Neural Networks use layers of interconnected neurons to model complex patterns.

Formula

For a single neuron:

\[ z = w \cdot X + b, \quad a = \sigma(z) \]

Where:

  • \( z \) is the weighted sum.
  • \( a \) is the activation output.
  • \( \sigma \) is the activation function (e.g., sigmoid, ReLU).

8. Gradient Boosting Classifier

Gradient Boosting builds an additive model by minimizing a loss function.

Update Rule

\[ F_m(X) = F_{m-1}(X) + h_m(X) \]

Where \( h_m(X) \) is the weak learner (decision tree).


Performance Metrics

Confusion Matrix

A confusion matrix summarizes prediction results:

Predicted Positive Predicted Negative
Actual Positive True Positive (TP) False Negative (FN)
Actual Negative False Positive (FP) True Negative (TN)

Metrics

  • Accuracy:
\[ \text{Accuracy} = \frac{TP + TN}{TP + TN + FP + FN} \]
  • Precision:
\[ \text{Precision} = \frac{TP}{TP + FP} \]
  • Recall:
\[ \text{Recall} = \frac{TP}{TP + FN} \]
  • F1-Score:
\[ \text{F1-Score} = 2 \cdot \frac{\text{Precision} \cdot \text{Recall}}{\text{Precision} + \text{Recall}} \]
  • ROC-AUC:

Area under the ROC curve measures the model's ability to distinguish between classes.

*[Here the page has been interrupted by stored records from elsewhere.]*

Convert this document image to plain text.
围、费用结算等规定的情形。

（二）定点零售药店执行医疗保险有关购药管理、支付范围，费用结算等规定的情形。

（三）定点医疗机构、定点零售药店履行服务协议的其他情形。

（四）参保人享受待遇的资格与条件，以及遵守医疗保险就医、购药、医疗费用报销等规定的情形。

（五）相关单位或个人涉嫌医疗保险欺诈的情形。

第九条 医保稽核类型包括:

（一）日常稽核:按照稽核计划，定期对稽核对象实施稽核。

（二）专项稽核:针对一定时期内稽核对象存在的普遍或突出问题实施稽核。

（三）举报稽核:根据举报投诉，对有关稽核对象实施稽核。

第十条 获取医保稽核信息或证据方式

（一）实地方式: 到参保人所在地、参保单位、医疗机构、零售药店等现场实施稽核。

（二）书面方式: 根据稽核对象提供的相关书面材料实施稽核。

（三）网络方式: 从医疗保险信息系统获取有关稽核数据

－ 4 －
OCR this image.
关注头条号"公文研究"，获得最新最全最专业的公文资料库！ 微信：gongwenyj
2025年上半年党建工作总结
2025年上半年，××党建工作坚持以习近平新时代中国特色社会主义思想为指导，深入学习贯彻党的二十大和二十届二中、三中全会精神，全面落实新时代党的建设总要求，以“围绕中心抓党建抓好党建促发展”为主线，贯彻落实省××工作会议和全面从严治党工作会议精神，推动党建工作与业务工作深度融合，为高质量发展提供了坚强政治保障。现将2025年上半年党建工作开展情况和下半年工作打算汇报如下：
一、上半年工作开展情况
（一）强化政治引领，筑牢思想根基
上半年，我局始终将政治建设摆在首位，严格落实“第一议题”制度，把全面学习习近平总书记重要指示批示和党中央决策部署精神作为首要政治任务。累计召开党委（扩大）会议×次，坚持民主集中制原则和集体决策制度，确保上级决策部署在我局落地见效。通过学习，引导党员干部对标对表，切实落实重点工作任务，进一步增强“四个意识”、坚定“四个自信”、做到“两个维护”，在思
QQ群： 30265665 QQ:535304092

Choosing the Right Algorithm

  • Linear Relationships: Logistic Regression, SVM (with linear kernel).
  • Non-linear Data: Decision Trees, Random Forest, SVM (with RBF kernel).
  • Text Data: Naive Bayes, Logistic Regression.
  • Large Datasets: Neural Networks, Gradient Boosting.

Conclusion

Classification is a cornerstone of machine learning with algorithms ranging from simple models like Logistic Regression to complex ones like Gradient Boosting. Selecting the right model depends on the data and problem domain.